Uma lição para a vida

Todos nós temos o potencial para ser a pior versão de nós mesmos, mas dependendo das pessoas que cruzarem o nosso caminho, essa tendência pode ser potencializada ou atenuada.

Ontem, jantando com amigos que nos visitavam, falávamos sobre alguns assuntos que nos levaram ao tema arrogância, e me lembrei de uma lição que deverei levar para o resto da vida.

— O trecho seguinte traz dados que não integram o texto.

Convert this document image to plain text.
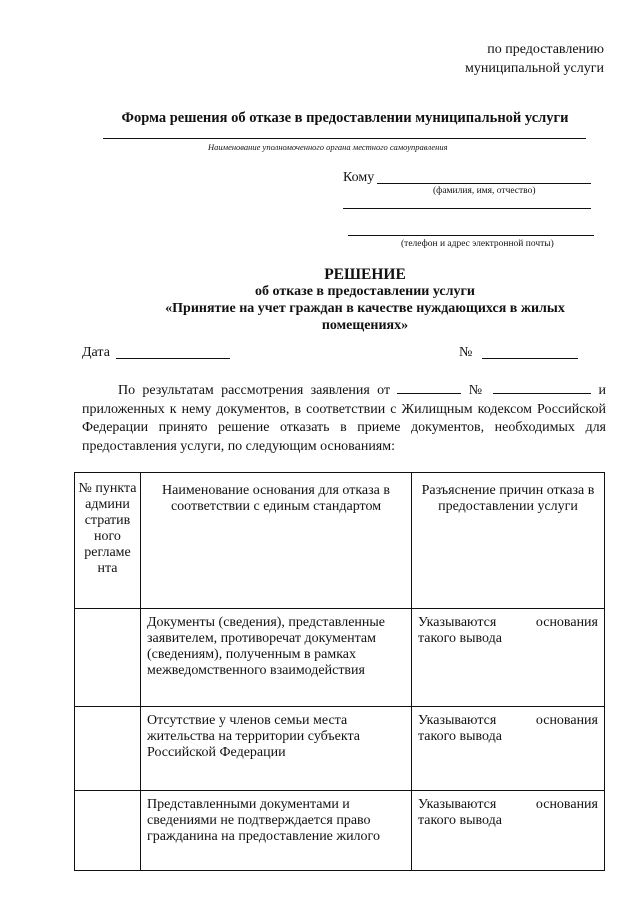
по предоставлению
муниципальной услуги
Форма решения об отказе в предоставлении муниципальной услуги
Наименование уполномоченного органа местного самоуправления
Кому
(фамилия, имя, отчество)
(телефон и адрес электронной почты)
РЕШЕНИЕ
об отказе в предоставлении услуги
«Принятие на учет граждан в качестве нуждающихся в жилых
помещениях»
Дата	№
По результатам рассмотрения заявления от	№	и приложенных к нему документов, в соответствии с Жилищным кодексом Российской Федерации принято решение отказать в приеме документов, необходимых для предоставления услуги, по следующим основаниям:
№ пункта админи стратив ного регламе нта	Наименование основания для отказа в соответствии с единым стандартом	Разъяснение причин отказа в предоставлении услуги
	Документы (сведения), представленные заявителем, противоречат документам (сведениям), полученным в рамках межведомственного взаимодействия	Указываются основания
такого вывода

	Отсутствие у членов семьи места жительства на территории субъекта Российской Федерации	Указываются основания
такого вывода

	Представленными документами и сведениями не подтверждается право гражданина на предоставление жилого	Указываются основания
такого вывода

Assim que terminei a graduação e comecei a lecionar, fui convidado para uma banca de graduação. Fiz uma correção minuciosa do texto do aluno e após a sua apresentação, durante a arguição, fui o mais duro que pude. Era possível ver que o aluno não estava confortável com as minhas colocações, que naquele momento arrotava conhecimento.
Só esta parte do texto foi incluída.